Sen. Sheldon Whitehouse (D-R.I.), chairman of the Senate Budget Committee, said in response to the CBO's findings that "the looting has begun."
"Far from unleashing record-breaking growth, the next Trump tax scam will make hardworking families worse off, shrink our economy, and blow a $4.6 trillion hole in the deficit," said Whitehouse. "What a racket, to push for trillions in tax cuts so billionaires keep paying lower rates than nurses and plumbers, and then cite deficit concerns to rob families needing things like home heating or childcare."
"Looting the treasury for megadonors is a rotten trick," the senator added, "and no amount of budgetary smoke and mirrors will hide it."
The CBO report was published as congressional Republicans continued to map out their legislative agenda before taking control of both chambers in January. The Associated Pressreported earlier this week that "in preparation for Trump's return, Republicans in Congress have been meeting privately for months and with the president-elect to go over proposals to extend and enhance those tax breaks, some of which would otherwise expire in 2025."
"It's always been about further enriching political and economic elites even at the cost of our economic future."
During the 2024 campaign, Trump pledged to sustain individual tax breaks enacted by the 2017 law—which disproportionately benefited the rich—and further reduce the statutory tax rate for U.S. corporations.
"The last time Republicans spent this much money for no apparent gain was the war in Iraq," Sen. Ron Wyden (D-Ore.), chairman of the Senate Finance Committee, said Wednesday. "Trump's political donors want a return on their investment, and Republicans are going to give it to them, even at the cost of shrinking our economy and destroying jobs."

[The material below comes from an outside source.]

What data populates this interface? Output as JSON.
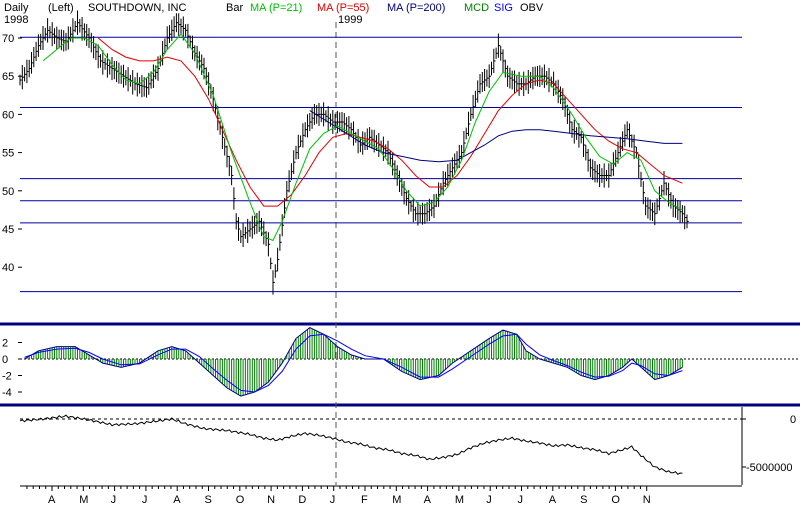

To offset the massive projected cost of extending the 2017 law and enacting new corporate tax cuts, Republicans are planning to pursue deep cuts to Medicaid, federal nutrition assistance, and other programs that help low-income Americans meet basic needs.
"President-elect Trump campaigned as a champion of the working class but his first act will be tanking the economy and throwing workers under the bus to line the pockets of his wealthy friends," said Lindsay Owens, executive director of the Groundwork Collaborative. "The Trump tax scam is back for its second act, and Americans should brace for impact."
David Kass, executive director of Americans for Tax Fairness, called the latest CBO analysis of the Republican Party's tax policies "even more damning than previous iterations."
"Using the country's credit card to give away trillions of dollars to the wealthiest Americans and big corporations would be disastrous for our economy and the average American," Kass said Wednesday. "The Trump Tax Scam bill has never been about economic growth or improving the lives of working and middle-class Americans. It's always been about further enriching political and economic elites even at the cost of our economic future."
"Moving forward," Kass added, "the incoming administration and congressional Republicans must answer why they plan to make hardworking Americans worse off, shrink our economy, and increase the deficit by $4.6 trillion."